Important regression tests:

  • tests/Laravel/Feature/Controllers/JobVacanciesControllerTest.php — apply, pipeline, CV upload, CSV export, authorisation.
  • tests/Laravel/Feature/Controllers/AdminJobsControllerTest.php — moderation queue, stats, bias audit endpoint.
  • tests/Laravel/Unit/Services/JobBiasAuditServiceTest.php — funnel, rejection rates, time-in-stage, source effectiveness, velocity.
  • tests/Laravel/Unit/Services/JobGdprServiceTest.php — export shape and erasure anonymisation/file cleanup.
  • tests/Laravel/Unit/Services/JobModerationServiceTest.php — approve/reject/flag and recipient-locale notifications.
  • tests/Laravel/Unit/Services/JobInterviewServiceTest.php — propose/accept/decline/cancel authorisation and reminder windows.

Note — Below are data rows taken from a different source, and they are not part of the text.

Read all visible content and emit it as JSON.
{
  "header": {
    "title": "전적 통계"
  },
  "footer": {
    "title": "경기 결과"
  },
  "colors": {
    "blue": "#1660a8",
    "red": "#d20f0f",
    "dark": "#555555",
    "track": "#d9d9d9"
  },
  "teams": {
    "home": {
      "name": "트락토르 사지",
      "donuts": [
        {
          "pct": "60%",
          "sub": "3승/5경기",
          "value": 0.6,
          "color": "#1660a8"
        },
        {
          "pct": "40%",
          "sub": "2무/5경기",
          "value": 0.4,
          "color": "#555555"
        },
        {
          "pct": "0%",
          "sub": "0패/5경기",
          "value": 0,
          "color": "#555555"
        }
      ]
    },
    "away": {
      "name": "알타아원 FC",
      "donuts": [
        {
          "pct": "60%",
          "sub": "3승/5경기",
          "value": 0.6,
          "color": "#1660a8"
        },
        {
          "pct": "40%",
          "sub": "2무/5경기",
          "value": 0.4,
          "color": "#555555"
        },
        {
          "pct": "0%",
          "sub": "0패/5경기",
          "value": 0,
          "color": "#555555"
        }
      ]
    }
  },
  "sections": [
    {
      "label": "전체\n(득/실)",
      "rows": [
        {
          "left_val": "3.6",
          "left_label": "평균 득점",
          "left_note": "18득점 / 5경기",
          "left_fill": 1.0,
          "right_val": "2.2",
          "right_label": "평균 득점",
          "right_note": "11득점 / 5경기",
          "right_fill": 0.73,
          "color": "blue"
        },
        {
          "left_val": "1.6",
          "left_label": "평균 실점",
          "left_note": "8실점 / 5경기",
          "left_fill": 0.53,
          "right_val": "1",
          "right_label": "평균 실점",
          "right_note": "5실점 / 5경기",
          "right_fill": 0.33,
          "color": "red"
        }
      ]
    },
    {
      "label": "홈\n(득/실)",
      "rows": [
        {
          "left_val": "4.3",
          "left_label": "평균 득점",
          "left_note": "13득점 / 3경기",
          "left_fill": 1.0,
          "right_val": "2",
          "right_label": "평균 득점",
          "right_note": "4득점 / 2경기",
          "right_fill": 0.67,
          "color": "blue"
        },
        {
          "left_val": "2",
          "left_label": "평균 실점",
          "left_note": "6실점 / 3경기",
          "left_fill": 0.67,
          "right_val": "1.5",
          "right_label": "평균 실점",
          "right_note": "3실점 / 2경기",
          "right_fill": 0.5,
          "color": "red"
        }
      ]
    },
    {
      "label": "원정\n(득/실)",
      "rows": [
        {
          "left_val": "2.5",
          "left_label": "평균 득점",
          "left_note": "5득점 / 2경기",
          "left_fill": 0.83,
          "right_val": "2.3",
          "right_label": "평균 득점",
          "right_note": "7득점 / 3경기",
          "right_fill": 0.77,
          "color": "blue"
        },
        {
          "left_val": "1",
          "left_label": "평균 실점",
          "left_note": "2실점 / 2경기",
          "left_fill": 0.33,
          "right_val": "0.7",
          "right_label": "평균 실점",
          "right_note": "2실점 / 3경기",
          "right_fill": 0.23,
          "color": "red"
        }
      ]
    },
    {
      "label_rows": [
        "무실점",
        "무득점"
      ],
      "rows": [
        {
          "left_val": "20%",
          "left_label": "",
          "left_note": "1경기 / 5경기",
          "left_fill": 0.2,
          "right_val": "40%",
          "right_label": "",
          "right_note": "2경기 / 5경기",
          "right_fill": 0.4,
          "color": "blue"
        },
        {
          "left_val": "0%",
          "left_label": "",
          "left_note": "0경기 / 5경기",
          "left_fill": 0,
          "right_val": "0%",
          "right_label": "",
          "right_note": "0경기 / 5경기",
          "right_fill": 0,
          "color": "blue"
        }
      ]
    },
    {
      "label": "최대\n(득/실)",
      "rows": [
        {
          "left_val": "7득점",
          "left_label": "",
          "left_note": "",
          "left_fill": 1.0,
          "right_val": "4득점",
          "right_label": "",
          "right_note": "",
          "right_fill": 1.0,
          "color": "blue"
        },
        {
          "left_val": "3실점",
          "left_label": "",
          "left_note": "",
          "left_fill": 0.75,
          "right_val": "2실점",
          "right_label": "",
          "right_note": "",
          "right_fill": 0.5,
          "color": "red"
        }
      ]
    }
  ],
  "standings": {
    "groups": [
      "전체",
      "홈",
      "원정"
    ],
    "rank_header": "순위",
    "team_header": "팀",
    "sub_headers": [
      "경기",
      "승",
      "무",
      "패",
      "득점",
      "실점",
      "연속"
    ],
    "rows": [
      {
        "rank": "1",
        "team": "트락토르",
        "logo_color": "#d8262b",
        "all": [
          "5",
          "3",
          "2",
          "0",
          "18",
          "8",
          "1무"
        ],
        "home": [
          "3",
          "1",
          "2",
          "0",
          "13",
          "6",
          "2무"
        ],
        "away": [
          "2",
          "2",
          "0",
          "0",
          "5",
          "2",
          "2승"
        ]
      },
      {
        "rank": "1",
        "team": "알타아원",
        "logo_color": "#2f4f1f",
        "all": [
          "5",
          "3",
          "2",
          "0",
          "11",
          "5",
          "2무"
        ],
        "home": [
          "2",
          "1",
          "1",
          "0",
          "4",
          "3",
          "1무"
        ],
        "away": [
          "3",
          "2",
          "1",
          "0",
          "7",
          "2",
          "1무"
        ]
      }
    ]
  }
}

  • tests/Laravel/Unit/Services/JobConfigurationServiceTest.php — typed config get/set/defaults.
  • tests/Laravel/Integration/JobEmailReliabilityTest.php — recipient-locale job email rendering.
  • tests/Laravel/Feature/GovukAlpha/JobsBiasAuditParityTest.php, JobsCvUploadParityTest.php, JobsApplicationHistoryParityTest.php — accessible-frontend parity.

After any schema change, run PHPStan and refresh the schema dump per the project deploy rules.